Hung Che-Lun, Lin Yu-Shiang, Lin Chun-Yuan, Chung Yeh-Ching, Chung Yi-Fang
Department of Computer Science and Communication Engineering, Providence University, 200, Sec. 7, Taiwan Boulevard, Shalu Dist., Taichung City 43301, Taiwan.
Department of Computer Science, National Tsing Hua University, 101, Sec. 2, Kuang-Fu Road, Hsinchu City 30013, Taiwan.
Comput Biol Chem. 2015 Oct;58:62-8. doi: 10.1016/j.compbiolchem.2015.05.004. Epub 2015 May 21.
For biological applications, sequence alignment is an important strategy to analyze DNA and protein sequences.
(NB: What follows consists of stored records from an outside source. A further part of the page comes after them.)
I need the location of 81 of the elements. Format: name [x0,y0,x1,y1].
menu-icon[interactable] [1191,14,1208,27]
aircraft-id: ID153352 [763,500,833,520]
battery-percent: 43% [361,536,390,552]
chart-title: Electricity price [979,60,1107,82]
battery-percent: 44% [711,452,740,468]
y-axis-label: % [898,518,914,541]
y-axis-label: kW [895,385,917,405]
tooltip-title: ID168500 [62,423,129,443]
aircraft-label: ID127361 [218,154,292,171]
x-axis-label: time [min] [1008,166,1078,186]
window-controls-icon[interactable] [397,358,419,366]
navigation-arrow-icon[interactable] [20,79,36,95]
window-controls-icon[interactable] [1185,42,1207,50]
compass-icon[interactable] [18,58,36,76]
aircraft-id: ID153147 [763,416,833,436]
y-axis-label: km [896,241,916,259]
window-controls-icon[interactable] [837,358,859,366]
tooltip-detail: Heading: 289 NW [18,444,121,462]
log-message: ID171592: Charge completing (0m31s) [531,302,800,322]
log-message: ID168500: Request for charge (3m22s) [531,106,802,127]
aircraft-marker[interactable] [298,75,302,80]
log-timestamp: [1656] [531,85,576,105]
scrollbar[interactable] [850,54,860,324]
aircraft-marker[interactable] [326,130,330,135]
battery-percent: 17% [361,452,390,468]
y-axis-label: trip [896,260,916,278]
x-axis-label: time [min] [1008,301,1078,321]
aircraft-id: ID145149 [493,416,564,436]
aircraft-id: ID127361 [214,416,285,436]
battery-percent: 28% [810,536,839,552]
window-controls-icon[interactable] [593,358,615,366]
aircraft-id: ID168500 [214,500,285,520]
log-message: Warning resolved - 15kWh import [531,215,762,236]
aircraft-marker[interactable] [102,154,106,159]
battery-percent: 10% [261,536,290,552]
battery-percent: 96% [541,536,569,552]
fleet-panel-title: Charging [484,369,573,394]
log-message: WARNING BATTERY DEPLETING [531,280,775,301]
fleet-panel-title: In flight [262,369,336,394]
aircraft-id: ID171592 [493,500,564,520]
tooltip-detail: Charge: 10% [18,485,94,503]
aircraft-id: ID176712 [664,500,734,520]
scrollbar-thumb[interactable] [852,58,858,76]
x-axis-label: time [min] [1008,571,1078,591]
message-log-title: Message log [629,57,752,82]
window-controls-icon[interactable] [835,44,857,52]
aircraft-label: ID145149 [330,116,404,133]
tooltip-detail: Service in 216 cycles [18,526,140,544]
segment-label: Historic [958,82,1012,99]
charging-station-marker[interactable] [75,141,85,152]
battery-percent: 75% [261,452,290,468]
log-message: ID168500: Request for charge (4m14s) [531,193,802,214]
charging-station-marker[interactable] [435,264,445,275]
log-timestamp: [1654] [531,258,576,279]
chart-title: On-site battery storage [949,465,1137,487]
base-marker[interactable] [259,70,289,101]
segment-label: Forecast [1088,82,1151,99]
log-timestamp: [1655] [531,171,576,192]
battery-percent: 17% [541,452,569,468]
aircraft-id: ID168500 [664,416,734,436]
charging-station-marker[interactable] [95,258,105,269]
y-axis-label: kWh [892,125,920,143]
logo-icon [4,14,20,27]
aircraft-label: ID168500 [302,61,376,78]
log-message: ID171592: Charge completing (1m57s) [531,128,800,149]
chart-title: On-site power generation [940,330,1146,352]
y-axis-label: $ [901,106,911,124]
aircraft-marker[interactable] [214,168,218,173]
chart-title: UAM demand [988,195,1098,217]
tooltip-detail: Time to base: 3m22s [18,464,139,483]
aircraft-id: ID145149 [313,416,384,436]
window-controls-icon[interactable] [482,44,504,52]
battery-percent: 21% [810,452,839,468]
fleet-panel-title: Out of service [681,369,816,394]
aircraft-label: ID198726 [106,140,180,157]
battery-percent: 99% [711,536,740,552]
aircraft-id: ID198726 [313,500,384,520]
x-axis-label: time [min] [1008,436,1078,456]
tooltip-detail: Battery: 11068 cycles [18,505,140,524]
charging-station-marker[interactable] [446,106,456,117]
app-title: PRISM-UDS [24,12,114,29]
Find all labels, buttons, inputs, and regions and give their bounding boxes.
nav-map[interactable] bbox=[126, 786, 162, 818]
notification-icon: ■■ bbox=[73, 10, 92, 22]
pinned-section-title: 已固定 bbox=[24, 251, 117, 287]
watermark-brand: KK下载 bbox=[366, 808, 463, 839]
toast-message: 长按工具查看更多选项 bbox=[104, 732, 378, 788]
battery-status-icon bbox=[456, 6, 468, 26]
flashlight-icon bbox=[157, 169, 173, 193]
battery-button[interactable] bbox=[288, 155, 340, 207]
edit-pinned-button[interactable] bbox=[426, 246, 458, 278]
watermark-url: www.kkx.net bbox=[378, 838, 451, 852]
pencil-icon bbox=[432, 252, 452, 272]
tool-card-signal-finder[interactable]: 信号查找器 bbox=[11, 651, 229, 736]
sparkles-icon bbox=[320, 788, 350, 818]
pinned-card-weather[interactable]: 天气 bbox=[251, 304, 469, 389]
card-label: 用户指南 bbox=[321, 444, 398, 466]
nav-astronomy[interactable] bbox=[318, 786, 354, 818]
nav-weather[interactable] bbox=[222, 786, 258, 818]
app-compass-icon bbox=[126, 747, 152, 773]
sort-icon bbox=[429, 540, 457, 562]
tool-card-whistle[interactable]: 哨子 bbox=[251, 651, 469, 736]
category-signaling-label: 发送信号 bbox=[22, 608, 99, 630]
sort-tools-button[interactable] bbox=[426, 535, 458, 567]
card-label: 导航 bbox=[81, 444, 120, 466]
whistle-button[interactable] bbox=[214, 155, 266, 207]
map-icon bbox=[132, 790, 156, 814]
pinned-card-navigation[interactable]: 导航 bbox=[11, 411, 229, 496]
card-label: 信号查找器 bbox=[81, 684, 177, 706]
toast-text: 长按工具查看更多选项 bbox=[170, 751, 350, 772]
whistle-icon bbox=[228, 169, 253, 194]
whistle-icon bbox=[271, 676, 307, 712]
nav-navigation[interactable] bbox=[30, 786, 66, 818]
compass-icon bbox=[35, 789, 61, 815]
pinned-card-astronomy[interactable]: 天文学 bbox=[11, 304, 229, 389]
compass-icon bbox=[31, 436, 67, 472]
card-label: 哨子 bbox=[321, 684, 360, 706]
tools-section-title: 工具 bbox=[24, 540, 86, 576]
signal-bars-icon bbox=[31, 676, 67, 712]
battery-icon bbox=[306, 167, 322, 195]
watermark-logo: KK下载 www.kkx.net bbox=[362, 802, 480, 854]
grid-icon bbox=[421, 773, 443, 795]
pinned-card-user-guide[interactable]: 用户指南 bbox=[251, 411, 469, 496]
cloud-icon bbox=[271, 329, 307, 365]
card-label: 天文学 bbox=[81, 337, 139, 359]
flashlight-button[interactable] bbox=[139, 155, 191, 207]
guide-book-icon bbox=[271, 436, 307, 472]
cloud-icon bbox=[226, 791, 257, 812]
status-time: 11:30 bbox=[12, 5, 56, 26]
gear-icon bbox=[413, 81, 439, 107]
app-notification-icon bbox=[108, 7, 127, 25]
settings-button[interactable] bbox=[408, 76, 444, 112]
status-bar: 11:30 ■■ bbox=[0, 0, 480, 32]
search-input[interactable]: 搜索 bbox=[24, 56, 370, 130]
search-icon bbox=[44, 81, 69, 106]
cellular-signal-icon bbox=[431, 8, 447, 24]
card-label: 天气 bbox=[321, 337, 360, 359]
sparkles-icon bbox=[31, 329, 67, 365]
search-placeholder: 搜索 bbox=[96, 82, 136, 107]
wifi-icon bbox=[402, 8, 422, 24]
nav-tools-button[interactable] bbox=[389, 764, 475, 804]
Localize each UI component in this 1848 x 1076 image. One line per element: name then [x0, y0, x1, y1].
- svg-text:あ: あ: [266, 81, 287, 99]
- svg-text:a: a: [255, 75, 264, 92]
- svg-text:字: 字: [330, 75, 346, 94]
Multiple sequence alignment is an essential methodology to study biological data, such as homology modeling, phylogenetic reconstruction and etc. However, multiple sequence alignment is a NP-hard problem. In the past decades, progressive approach has been proposed to successfully align multiple sequences by adopting iterative pairwise alignments. Due to rapid growth of the next generation sequencing technologies, a large number of sequences can be produced in a short period of time. When the problem instance is large, progressive alignment will be time consuming. Parallel computing is a suitable solution for such applications, and GPU is one of the important architectures for contemporary parallel computing researches. Therefore, we proposed a GPU version of ClustalW v2.0.11, called CUDA ClustalW v1.0, in this work. From the experiment results, it can be seen that the CUDA ClustalW v1.0 can achieve more than 33× speedups for overall execution time by comparing to ClustalW v2.0.11.
对于生物学应用而言,序列比对是分析DNA和蛋白质序列的一项重要策略。多序列比对是研究生物学数据(如同源建模、系统发育重建等)的一项基本方法。然而,多序列比对是一个NP难问题。在过去几十年里,已提出渐进式方法,通过采用迭代的两两比对来成功比对多个序列。由于下一代测序技术的快速发展,短时间内就能产生大量序列。当问题实例规模较大时,渐进式比对会很耗时。并行计算是此类应用的合适解决方案,而GPU是当代并行计算研究的重要架构之一。因此,在这项工作中,我们提出了ClustalW v2.0.11的GPU版本,即CUDA ClustalW v1.0。从实验结果可以看出,与ClustalW v2.0.11相比,CUDA ClustalW v1.0在整体执行时间上能实现超过33倍的加速。